Et la Syrie avait avant le conflit l'un des niveaux de formation sociale les plus élevés de tout le Moyen-Orient musulman. C'était un pays à revenu intermédiaire jusqu'à ce que les États-Unis décident de la déstabiliser. Depuis la fin des années 40, les projets de changement de régime successifs des États-Unis étaient motivés par des considérations géopolitiques. L'ordre du jour est sans équivoque: les États-Unis ont systématiquement détruit le cœur, l'âme et l'esprit de «l'arabisme» - en Irak, en Syrie et en Égypte - en vue de perpétuer la domination occidentale sur le Moyen-Orient.
L'ancien président Donald Trump avait l'intention de retirer les troupes américaines de Syrie et de mettre fin à la guerre. Il a essayé deux fois, mais les commandants du Pentagone ont saboté ses plans. Ce que Joe Biden propose de faire, on ne sait pas. Il ne semble pas pressé de retirer les troupes américaines.

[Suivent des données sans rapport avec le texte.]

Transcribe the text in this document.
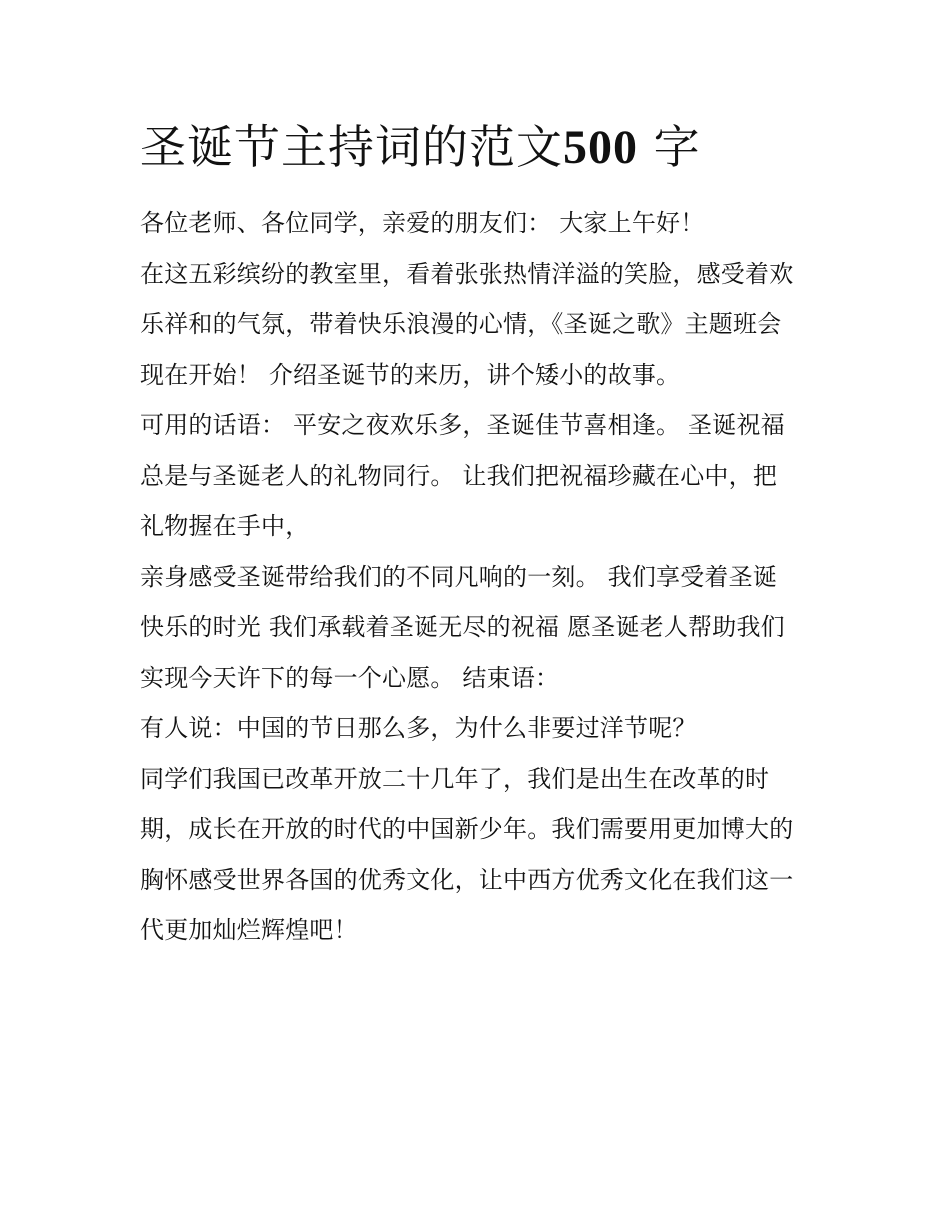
圣诞节主持词的范文500 字
各位老师、各位同学，亲爱的朋友们： 大家上午好！
在这五彩缤纷的教室里，看着张张热情洋溢的笑脸，感受着欢
乐祥和的气氛，带着快乐浪漫的心情，《圣诞之歌》主题班会
现在开始！ 介绍圣诞节的来历，讲个矮小的故事。
可用的话语： 平安之夜欢乐多，圣诞佳节喜相逢。 圣诞祝福
总是与圣诞老人的礼物同行。 让我们把祝福珍藏在心中，把
礼物握在手中，
亲身感受圣诞带给我们的不同凡响的一刻。 我们享受着圣诞
快乐的时光 我们承载着圣诞无尽的祝福 愿圣诞老人帮助我们
实现今天许下的每一个心愿。 结束语：
有人说：中国的节日那么多，为什么非要过洋节呢？
同学们我国已改革开放二十几年了，我们是出生在改革的时
期，成长在开放的时代的中国新少年。我们需要用更加博大的
胸怀感受世界各国的优秀文化，让中西方优秀文化在我们这一
代更加灿烂辉煌吧！
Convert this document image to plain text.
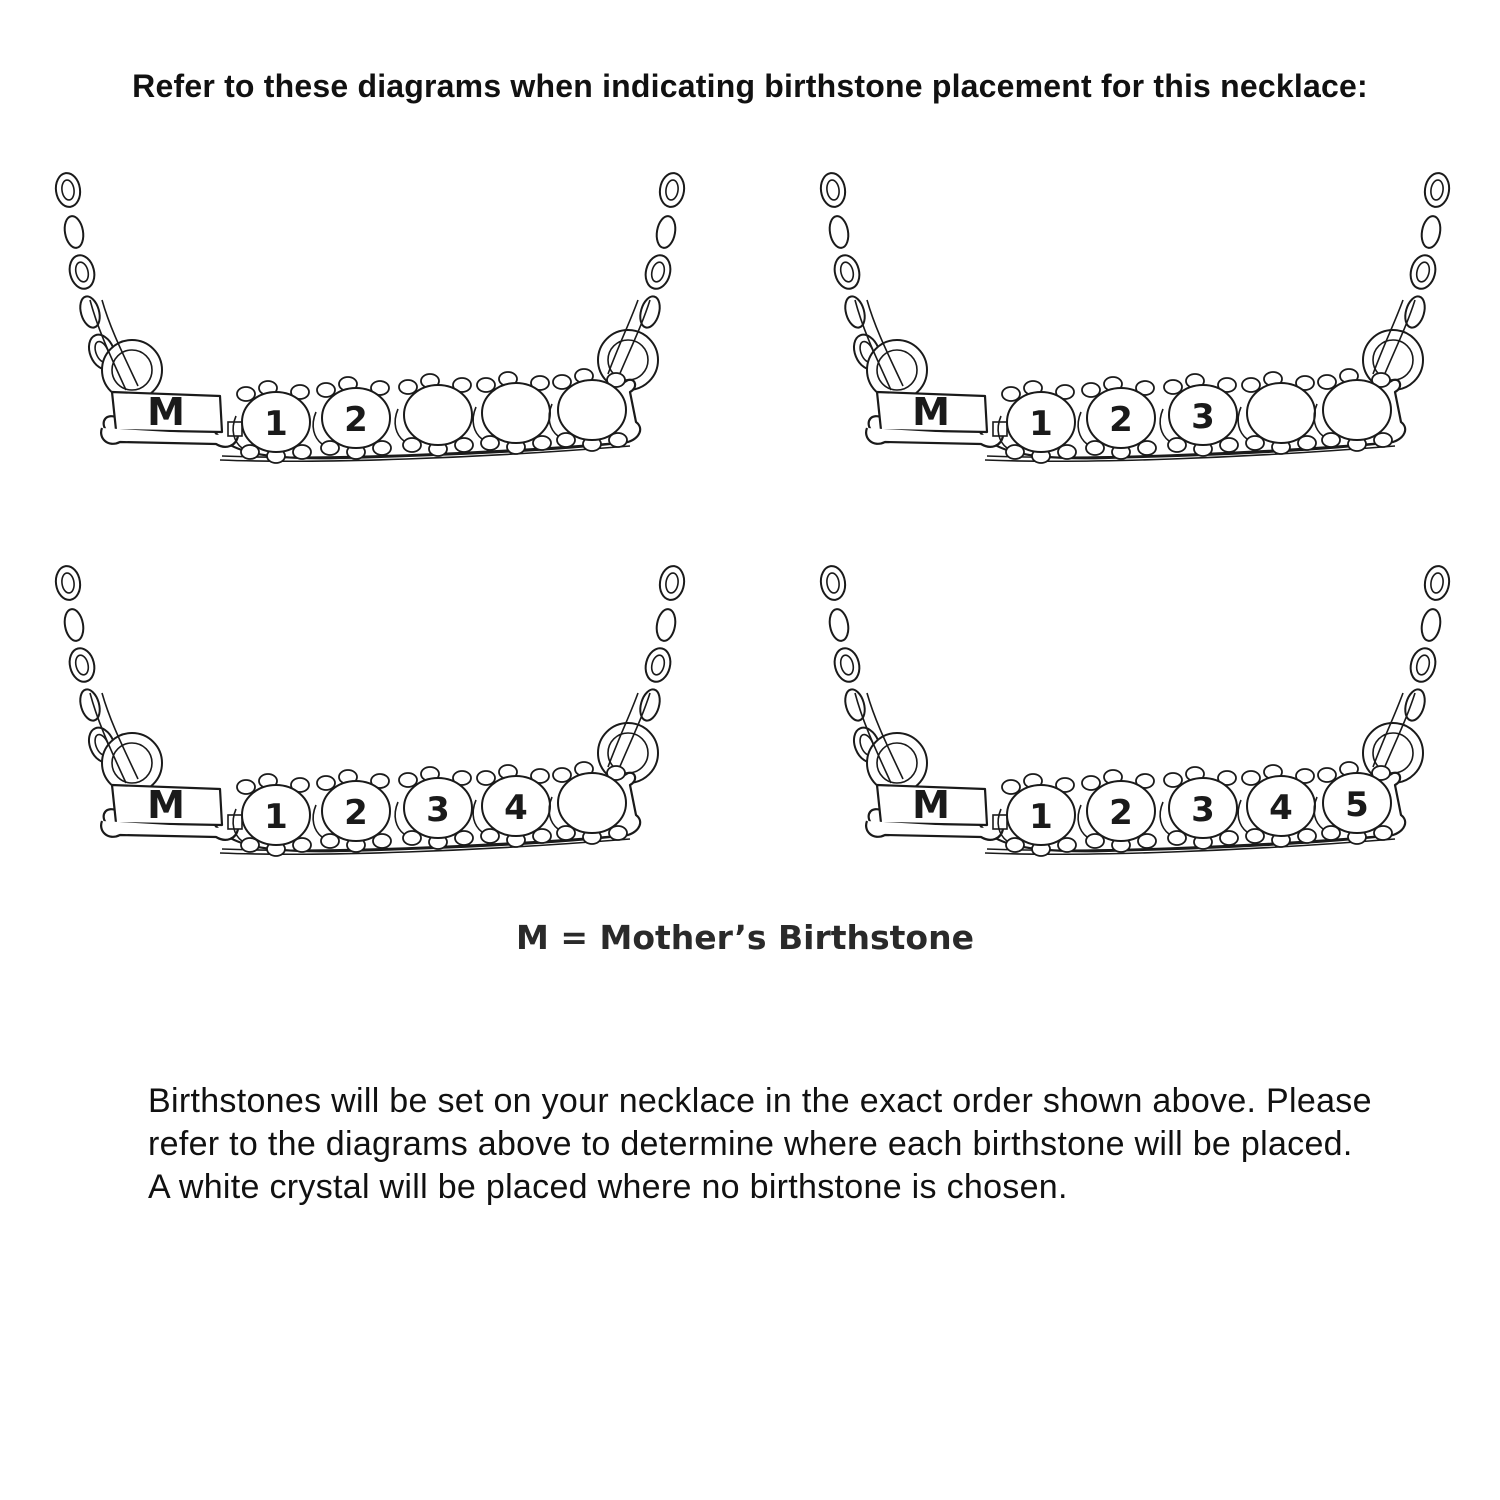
Refer to these diagrams when indicating birthstone placement for this necklace:
M 1 2	M 1 2 3
M 1 2 3 4	M 1 2 3 4 5
M = Mother’s Birthstone
Birthstones will be set on your necklace in the exact order shown above. Please refer to the diagrams above to determine where each birthstone will be placed. A white crystal will be placed where no birthstone is chosen.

L’aspect le plus inquiétant est que les États-Unis facilitent méthodiquement une balkanisation de la Syrie en aidant les groupes kurdes alignés avec eux à se tailler une enclave semi-autonome dans le nord-est du pays. En fait, la population arabe du nord-est de la Syrie ne veut pas être sous la gouvernance des Kurdes, ce qui pourrait finalement devenir une nouvelle source de recrues pour l’État islamique. Pendant ce temps, la Turquie s'est emparée de l'axe américano-kurde comme alibi pour occuper de vastes territoires dans le nord de la Syrie.
La triste partie de la déclaration conjointe des États-Unis et de leurs alliés européens n'est pas tant qu'elle réécrive l'histoire et qu'elle répande le mensonge, mais qu'elle transmette le sentiment désespéré qu'il n'y a aucun espoir de lumière au bout du tunnel dans le conflit syrien dans un futur imaginable.